In the below chart, the commission compares spending on housing and transportation (blue) to remaining income (green) for a typical household in a selection of large American cities. Interestingly, New York — which is often considered an expensive place — comes out in the middle.
The data comes from the Department of Housing and Urban Development (and if you inspect it, you can see it gets down to the neighborhood level, not just city by city). It shows that people in Philadelphia will spend less than $20,000 per year on combined housing and transportation. Meanwhile, San Jose comes in at around $30,000.

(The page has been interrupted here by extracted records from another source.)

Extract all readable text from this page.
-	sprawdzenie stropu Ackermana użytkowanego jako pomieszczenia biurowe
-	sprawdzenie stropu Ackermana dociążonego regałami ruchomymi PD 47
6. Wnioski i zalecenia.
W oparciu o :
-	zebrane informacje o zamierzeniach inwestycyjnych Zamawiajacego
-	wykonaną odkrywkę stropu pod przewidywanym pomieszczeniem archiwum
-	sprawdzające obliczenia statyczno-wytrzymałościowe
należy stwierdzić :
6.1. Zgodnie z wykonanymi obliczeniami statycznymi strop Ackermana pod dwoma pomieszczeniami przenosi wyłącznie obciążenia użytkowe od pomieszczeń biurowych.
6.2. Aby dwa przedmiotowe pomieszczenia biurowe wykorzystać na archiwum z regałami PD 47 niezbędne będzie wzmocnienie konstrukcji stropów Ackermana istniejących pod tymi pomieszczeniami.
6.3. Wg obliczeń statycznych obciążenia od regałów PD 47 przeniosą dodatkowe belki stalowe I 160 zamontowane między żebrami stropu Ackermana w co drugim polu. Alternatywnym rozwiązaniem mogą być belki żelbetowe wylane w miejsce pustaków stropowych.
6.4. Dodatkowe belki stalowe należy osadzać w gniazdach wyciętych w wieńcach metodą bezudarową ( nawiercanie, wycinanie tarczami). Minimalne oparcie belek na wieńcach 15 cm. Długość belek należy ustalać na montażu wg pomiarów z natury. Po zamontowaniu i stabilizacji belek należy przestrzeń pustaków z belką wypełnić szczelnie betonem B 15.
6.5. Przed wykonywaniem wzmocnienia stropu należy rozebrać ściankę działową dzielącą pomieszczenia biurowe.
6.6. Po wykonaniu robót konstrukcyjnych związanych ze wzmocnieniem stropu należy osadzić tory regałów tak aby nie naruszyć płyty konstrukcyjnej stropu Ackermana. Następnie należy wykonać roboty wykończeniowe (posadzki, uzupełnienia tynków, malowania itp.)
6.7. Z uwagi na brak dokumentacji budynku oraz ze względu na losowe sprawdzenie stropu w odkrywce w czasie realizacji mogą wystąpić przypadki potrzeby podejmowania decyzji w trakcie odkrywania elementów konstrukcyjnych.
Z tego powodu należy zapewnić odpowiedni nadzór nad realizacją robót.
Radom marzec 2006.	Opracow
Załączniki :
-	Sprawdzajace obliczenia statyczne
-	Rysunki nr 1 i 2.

However, look at that combined housing spending (blue) and transportation spending (green) as a percent of income, and it becomes clear that some really expensive places are also just rich places. Suddenly San Jose doesn't look quite so bad, and Washington goes from fourth most expensive to cheapest. In addition, New York City's pricy housing is offset by super-cheap transit.
Interestingly, all of the cities chosen by CBC come in under HUD's 45 percent "affordability threshold," one measure of whether a city is affordable or not. However, all of these numbers are for "typical households" in any given city — and that differs from city to city. HUD's tool allows you to see what life is like for a solo, low-income person or a retired couple, for example, in your city.